The symptoms did start to go away for a few days, but a week later they came back. I was devastated. I couldn’t think of any unconfessed sin or unforgiveness in my life. I was reading the Bible, praying, and worshiping God ever day. What was I doing wrong?

Finally, I went back for another “dose” of prayer. This time, after the elder anointed me and laid hands on me he said, “You need to be in the word!” Now, I knew I was reading the Bible more than most of my Christian friends, and I go to church three or more times a week, so I felt a little defensive when he said that. But when I really thought about it, I realized I wasn’t being as diligent about using the word to “attack” my sickness as I should be.

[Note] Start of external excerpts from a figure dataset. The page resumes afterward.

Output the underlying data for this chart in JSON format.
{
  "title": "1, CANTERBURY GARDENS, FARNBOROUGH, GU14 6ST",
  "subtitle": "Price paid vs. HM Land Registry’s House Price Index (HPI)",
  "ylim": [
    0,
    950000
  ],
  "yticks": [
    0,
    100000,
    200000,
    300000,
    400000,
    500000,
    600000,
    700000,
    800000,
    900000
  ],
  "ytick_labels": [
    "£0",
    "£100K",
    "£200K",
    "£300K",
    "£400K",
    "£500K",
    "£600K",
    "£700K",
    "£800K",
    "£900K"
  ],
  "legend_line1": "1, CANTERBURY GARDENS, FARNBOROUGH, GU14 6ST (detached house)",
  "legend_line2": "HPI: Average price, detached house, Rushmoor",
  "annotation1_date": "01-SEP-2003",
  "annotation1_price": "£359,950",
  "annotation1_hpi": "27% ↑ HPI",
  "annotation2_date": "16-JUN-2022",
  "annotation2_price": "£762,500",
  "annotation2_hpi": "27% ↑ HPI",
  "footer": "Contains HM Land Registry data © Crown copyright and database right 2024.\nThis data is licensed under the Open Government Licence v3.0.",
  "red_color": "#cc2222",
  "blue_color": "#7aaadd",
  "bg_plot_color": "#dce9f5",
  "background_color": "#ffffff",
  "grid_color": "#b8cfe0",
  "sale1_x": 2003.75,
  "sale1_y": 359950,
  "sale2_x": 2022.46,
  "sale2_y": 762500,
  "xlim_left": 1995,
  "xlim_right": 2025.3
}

So I went to my church bookstore and bought a little booklet by Gloria Copeland called, “God’s Prescription for Divine Health.” Something she wrote in there really grabbed me. She said if she got too busy to call out healing scriptures for just a couple of days, suddenly she would find she was too sick to get out of bed.

I began calling out the scriptures in that little booklet three times a day. The first couple of days, I didn’t feel anything. But by the third day, I noticed I really felt the presence of the Holy Spirit when I was calling them out, and my symptoms were disappearing. A couple of days later, they were almost completely gone. When I get too tired or too busy to call them out, those symptoms start appearing again, and I go right back to the word. If you're suffering right now, start fighting back with the Word.

Cathleen

Monday, February 06, 2006

Godless Judgment: (By: Max Lucado- In the Grip of Grace) Part 1

Romans 2:1 You therefore have no excuse, you who pass judgment on someone else, for at whatever point you judge the other, you are condemning yourself, because you who pass judgment do the same things.

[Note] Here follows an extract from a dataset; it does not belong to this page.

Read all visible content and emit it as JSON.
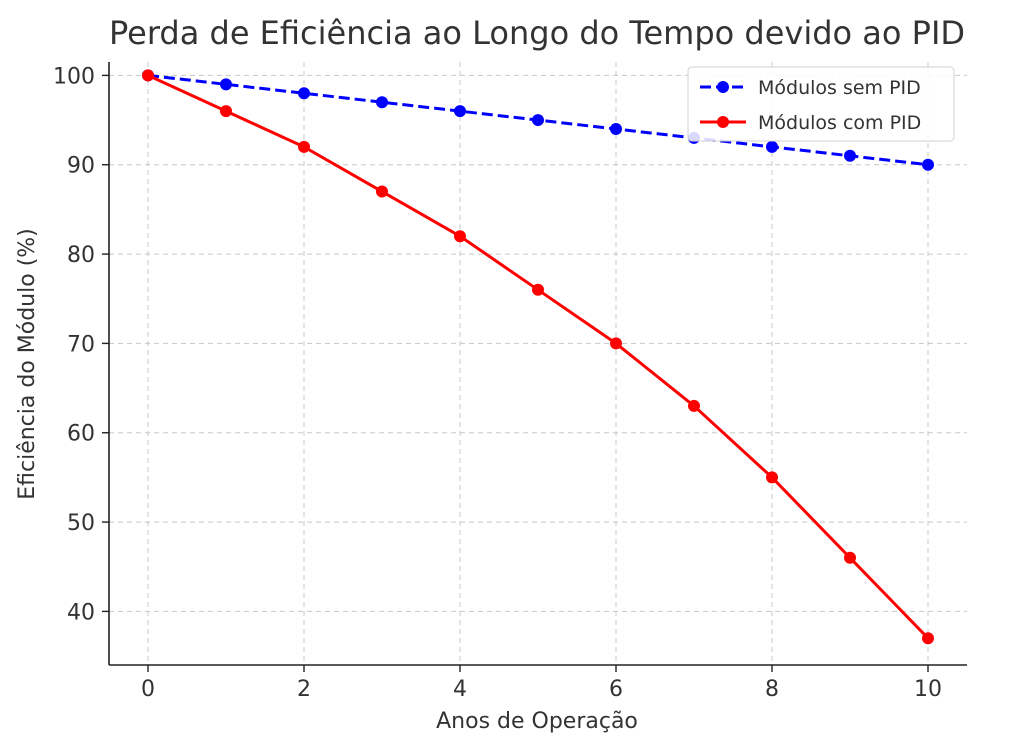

If we take a look at Jeffrey Dahmer and ask ourselves what disturbs us most about him? The list would go on about his seventeen murders. Eleven corpses were found in his apartment. He cut off arms and ate body parts. He redefined the boundary for brutality. No sign of remorse. No hint of regret. For some the most disturbing fact would be his conversion. Months before an inmate murdered him, (we have been told) that Jeffrey Dahmer became a Christian. Said he repented. Was sorry for what he did. Profoundly sorry. Said he put his faith in Christ Was baptized. Started his life over. Began reading Christian books and attending chapel. Sins washed. Soul cleansed. Past forgiven.

Maybe you have the same reservations. If not about Jeffrey Dahmer perhaps about someone else. Ever wrestled with the deathbed conversion of a rapist or the eleventh hour conversion of a child molester? We've sentenced them, maybe not in a court, but in our hearts. They are forever imprisoned by our disgust. And then, the impossible happened, they repent. Our response? We cross our arms and furrow our brows and say, "God won't let you off that easy". Not after what you did. God is kind but he is no wimp. Grace is for average sinners like me, not deviants like you."

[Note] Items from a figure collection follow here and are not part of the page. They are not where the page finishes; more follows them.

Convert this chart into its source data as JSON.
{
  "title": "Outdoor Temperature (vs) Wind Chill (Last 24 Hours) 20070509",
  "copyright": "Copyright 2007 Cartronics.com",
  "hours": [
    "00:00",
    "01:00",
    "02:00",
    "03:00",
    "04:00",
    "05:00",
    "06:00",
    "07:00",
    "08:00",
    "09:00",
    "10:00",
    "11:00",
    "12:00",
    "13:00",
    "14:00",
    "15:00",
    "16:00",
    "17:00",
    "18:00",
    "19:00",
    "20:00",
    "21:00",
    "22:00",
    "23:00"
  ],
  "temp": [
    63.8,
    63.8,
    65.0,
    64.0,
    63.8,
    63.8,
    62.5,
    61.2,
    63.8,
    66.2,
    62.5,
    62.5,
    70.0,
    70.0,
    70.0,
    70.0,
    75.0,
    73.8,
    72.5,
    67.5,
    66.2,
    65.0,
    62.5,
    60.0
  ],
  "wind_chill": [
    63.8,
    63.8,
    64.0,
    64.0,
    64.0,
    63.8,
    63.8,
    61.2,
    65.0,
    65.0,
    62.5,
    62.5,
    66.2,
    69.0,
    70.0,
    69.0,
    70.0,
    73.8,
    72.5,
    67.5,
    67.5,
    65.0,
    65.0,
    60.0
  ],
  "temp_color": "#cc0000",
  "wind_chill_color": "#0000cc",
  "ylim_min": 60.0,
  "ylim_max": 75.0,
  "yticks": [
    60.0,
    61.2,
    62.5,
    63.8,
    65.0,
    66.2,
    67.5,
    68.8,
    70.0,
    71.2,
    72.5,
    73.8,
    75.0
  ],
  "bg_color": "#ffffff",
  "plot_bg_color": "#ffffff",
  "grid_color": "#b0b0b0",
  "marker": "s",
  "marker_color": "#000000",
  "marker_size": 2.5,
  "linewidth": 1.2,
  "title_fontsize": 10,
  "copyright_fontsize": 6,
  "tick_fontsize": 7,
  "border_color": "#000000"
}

And for proof we might turn to Romans 1. "God's anger is being shown against..." And then Paul lists it all...sexual sin, evil, selfishness, hatred, jealousy, murder. We want to shout go get 'em, Paul. It is about time someone spoke out against sin. We'll stand by you Paul! We decent, law abiding folk are with you.

Paul's response? "If you think that leaves you on the high ground where you can point fingers at others, think again. Every time you criticize someone, you condemn yourself. It takes one to know one. Romans 2:1

We aren't good enough to judge. Can the hungry accuse the beggar? Can the sick mock the ill? Can the blind judge the deaf? Can the sinner condemn the sinner? No. Only One can judge and that One is neither writing nor reading this book.

My prayer is that we understand that only by His Grace we are saved...not by our works but by His amazing Grace and Love. For we all fall short. We all need a Savior! Blessings to all my brothers and sister's in Christ. May His light shine through you!